What will Sprint do with the 800 MHz spectrum left over after it phases out its iDEN network? It will deploy LTE, but not just any flavor of the mobile broadband technology.
Sprint said today it will use the airwaves to launch LTE Advanced in the first half of 2013.
LTE Advanced, a faster version of LTE, will allow Sprint to double the speeds of the LTE network it's prepping for deployment in the first half of next year.
The next-generation network will offer speeds between 12 to 15 Mbps, compared with the 6 to 8 Mbps it expects from the LTE service Sprint is now in the process of deploying, said Iyad Tarazi, Sprint’s vice president of network development, during a press briefing at 4G World.
Sprint's LTE Advanced speeds could beat the LTE speeds of AT&T and Verizon Wireless, whose networks boast speeds of 5 to 12 Mbps.
The LTE Advanced network will be deployed in 800 MHz spectrum left over from Sprint's iDEN network, which is being phased out in favor of a CDMA-based push-to-talk service.
Sprint is in the process of overhauling its legacy infrastructure, replacing its iDEN push-to-talk service and building out LTE in its 1900 MHz G-block spectrum.

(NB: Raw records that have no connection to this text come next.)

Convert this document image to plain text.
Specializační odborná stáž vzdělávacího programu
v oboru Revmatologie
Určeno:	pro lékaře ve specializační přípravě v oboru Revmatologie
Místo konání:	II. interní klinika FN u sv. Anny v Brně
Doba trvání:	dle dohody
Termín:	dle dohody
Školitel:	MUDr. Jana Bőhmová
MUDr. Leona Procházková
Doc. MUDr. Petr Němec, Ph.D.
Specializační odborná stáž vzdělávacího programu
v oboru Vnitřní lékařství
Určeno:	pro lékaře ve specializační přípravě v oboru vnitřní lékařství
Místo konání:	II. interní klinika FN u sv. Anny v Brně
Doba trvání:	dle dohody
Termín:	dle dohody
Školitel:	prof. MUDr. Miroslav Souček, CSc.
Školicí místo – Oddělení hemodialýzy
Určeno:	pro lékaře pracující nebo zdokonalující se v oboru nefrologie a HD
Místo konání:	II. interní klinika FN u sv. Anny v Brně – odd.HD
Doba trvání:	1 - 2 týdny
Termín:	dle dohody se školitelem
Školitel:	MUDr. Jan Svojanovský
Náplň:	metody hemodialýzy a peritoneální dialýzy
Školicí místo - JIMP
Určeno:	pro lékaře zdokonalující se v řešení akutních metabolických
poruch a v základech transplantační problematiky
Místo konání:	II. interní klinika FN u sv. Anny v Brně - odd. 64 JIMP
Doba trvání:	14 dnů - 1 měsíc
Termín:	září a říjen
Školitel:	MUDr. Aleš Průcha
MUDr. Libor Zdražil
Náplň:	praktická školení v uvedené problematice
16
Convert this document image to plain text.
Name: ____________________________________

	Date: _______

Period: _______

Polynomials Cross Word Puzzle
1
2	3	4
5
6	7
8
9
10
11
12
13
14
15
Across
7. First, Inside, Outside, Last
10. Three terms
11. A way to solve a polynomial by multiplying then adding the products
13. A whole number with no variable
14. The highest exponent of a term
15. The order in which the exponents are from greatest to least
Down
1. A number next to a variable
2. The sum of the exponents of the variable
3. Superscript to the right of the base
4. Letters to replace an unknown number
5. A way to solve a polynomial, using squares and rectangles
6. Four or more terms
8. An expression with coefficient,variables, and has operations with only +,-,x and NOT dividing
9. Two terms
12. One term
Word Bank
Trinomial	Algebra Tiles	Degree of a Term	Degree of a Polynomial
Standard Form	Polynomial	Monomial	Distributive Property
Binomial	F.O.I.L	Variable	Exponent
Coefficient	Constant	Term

The timing of the upgrade made it easier for Sprint to lay the foundation for LTE Advanced.
"We designed the network for LTE Advanced, with release 9 (LTE) in the interim," Tarazi said. The technology is currently in lab testing. LTE Advanced offers 4X4 MIMO, is faster and more efficient than its earlier iteration, and provides interference management for small cell deployment.
Sprint’s combined LTE deployments will cover 250 million people by the end of 2013. Together with the operator’s overlapping WiMAX service from Clearwire, it will offer mobile broadband coverage to 277 million people.
Tarazi said Sprint was integrating its CDMA and LTE networks to make the service as seamless as possible for its subscribers.
“LTE will look like an extension of CDMA for many customers,” he said.
That goes for voice service, as well. Sprint will offer simultaneous voice and data in the first quarter of next year, with devices that route data over its LTE network and voice over its CDMA network. By early 2013, Sprint will roll out voice over LTE and plans to debut voice call continuity (VCC) technology by the end of that year. VCC will allow voice calls to move between CDMA, LTE and Wi-Fi networks without interruption.
Tarazi hinted that Sprint’s voice offerings wouldn’t end there, saying the operator would “support all flavors of voice” beyond those listed in his presentation.